Against other creature decks, you've got more creatures and better combat tricks, the only threats are untargetable creatures with evasion, which in the current format basically boils down to Simic Sky Swallower, Akroma, Angel of Fury (since Glare is white), and Silhana Ledgewalker. There are three solutions if the fliers get big in your area, and they all have their own advantages and disadvantages.

#1. Squall Line. Clears the skies, and acts as an additional win condition. As a bonus, it's an instant. Downside? Won't stop Silhana Ledgewalkers.

#2. Silklash Spider. Permanently ends the threat of being attacked by stuff with flying, as well as permanently clearing the skies while it's in play. Downside? Five mana for two power isn't so hot.

#3. Penumbra Spider. Pretty impossible to kill off completely, this also provides additional protection for the deck against Wramnation. Downside? Doesn't kill most of the attackers, and doesn't survive blocking them either.

There are so many different options and ways to take the deck listed because just like everyone else, I'm not exactly sure yet what direction the metagame will go once Planar Chaos is released. I think due to the insanely high number of token producers this deck has and the number of ways to exploit those tokens that it will be the premier creature based deck once we hit the eight-Wrath benchmark in Standard that Planar Chaos has given us. The fact that it dominates all other creature based strategies and is fast enough to race combo means that there are very few strategies this cannot compete against.

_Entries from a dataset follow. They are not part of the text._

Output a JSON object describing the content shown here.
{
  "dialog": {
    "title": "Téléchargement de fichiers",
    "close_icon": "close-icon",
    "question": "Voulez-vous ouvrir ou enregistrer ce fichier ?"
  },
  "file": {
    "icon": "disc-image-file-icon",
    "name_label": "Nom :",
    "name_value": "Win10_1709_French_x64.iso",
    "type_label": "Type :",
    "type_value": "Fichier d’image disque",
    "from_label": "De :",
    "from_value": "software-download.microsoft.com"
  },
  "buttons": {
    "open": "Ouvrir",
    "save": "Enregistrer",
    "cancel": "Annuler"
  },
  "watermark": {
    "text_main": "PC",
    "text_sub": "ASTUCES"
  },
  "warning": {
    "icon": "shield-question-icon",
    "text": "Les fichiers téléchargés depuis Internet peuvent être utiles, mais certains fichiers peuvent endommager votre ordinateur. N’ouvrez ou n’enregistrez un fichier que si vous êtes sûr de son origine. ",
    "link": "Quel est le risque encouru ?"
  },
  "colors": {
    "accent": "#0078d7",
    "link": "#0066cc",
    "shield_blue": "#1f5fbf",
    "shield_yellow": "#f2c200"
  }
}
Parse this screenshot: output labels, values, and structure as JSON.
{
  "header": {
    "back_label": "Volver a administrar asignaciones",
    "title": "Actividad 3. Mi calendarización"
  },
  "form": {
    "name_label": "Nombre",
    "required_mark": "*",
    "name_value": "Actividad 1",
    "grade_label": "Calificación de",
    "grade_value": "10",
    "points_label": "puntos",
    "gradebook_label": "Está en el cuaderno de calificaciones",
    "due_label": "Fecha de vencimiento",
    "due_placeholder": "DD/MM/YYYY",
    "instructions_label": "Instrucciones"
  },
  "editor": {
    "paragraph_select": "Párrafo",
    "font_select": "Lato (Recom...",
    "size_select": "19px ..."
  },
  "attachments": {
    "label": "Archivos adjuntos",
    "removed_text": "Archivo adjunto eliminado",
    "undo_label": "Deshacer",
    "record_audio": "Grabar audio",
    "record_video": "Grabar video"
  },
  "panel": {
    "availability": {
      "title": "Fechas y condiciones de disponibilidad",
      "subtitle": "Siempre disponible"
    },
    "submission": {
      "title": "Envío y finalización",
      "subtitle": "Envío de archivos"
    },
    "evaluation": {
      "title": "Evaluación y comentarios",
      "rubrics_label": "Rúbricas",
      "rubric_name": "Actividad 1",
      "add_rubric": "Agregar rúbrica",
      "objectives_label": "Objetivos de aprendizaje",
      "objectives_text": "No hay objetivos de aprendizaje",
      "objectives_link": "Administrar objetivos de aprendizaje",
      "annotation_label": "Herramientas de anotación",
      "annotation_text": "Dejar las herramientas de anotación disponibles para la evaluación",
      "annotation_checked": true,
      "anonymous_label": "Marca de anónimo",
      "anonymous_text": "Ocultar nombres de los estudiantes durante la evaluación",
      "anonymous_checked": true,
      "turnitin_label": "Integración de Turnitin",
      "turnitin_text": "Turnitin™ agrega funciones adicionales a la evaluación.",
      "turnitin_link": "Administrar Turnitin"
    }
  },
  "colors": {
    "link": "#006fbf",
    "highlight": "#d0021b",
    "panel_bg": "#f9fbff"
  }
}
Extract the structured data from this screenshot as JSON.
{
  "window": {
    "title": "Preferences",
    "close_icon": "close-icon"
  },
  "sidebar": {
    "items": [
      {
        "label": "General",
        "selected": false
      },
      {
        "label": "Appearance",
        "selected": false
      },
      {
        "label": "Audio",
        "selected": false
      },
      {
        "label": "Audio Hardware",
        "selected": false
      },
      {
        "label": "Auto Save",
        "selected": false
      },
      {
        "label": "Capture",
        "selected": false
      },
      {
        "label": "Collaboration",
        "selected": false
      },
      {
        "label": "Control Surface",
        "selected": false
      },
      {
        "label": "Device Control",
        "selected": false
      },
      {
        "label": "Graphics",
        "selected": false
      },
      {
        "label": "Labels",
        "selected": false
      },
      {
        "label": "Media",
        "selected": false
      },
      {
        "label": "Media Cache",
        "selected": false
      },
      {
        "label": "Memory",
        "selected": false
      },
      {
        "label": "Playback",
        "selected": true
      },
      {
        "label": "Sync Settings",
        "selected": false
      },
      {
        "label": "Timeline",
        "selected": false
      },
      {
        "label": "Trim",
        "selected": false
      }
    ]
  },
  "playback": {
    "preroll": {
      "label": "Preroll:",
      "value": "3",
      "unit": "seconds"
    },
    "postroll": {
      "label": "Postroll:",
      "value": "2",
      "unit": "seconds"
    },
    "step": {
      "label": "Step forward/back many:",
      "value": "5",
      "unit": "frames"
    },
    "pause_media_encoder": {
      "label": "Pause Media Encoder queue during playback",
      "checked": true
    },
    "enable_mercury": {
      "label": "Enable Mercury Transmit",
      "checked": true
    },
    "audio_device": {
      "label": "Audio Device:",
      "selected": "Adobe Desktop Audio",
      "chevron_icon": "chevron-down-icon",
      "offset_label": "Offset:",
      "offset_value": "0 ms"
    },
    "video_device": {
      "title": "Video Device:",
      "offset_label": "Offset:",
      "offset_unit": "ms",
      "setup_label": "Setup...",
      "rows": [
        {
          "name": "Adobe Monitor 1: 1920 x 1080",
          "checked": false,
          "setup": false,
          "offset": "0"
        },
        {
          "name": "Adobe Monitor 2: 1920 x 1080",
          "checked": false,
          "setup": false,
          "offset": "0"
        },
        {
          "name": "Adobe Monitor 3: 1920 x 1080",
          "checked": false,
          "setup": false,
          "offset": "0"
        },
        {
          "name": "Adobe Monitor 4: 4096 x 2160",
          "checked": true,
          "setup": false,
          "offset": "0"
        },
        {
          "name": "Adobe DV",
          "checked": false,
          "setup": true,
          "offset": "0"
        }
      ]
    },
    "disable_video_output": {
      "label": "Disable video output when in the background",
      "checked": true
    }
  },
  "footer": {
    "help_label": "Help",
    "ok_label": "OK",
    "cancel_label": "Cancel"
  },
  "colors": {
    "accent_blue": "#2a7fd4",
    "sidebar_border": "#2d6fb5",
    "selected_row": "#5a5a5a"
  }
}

A few random notes on particular matchups: Against Dragonstorm, remember that Glare taps artifacts as well, meaning that you can tap down their Lotus Bloom during their upkeep. Against Rack Attack!, remember that Smallpox causes life loss, not damage, so they can still kill you even if you have Worship out.

Extended Bonus Section

Thallids work nicely with Glare, but they also have a place in Extended with a deck that's really gained quite a bit lately, but that I haven't heard anyone really talking about. That deck is U/G Opposition. Thallids provide creatures, while the addition of Frozen Aether means that the decks lock just got significantly harder to break out of. While I'm so unsure of what such a deck would look like that I won't even attempt to post a decklist, some combination of Frozen Aether, Teferi, Static Orb, Opposition, Trinisphere, mana acceleration, and Thallids certainly seems like a winning combination of disruption and lockdown.

Block Bonus Section

In full Time Spiral block play, which noone yet understands since we have yet to see anything from Future Sight, a lot of people are focused on the power of the slivers, and while those little one-armed bandits are a pretty souped up group, they lack some of the advantages of the fungal ones. Slivers get dramatically worse the more of them you kill off, and are extremely vulnerable to Wrath effects. Thallids just kind of build in place, then rebuild immediately. Both have their strong points, but Thelon of Havenwood provides a much, much bigger boost to his guys than any of the slivers provide to theirs. Also, thallid abilities generally don't cost any mana. Sliver abilities in Time Spiral block so far generally have. Finally, where the thallids have Sarpadian Empires Vol. VII, slivers have Hivestone. Thallids can board in Hivestone and steal all the bonuses, or use the "negative" slivers, like Plague Sliver and Dormant Sliver, where the slivers have no such easy antithallid answer. I'm not saying the thallids are better, or will be better once Future Sight comes out. I'm just noting that the thallids do posses some significant advantages over their slivery mass army opponents. Oh, and on one last, easily ignored, but very important point, thallids have an excessively stable green-based mana base. Slivers... don't.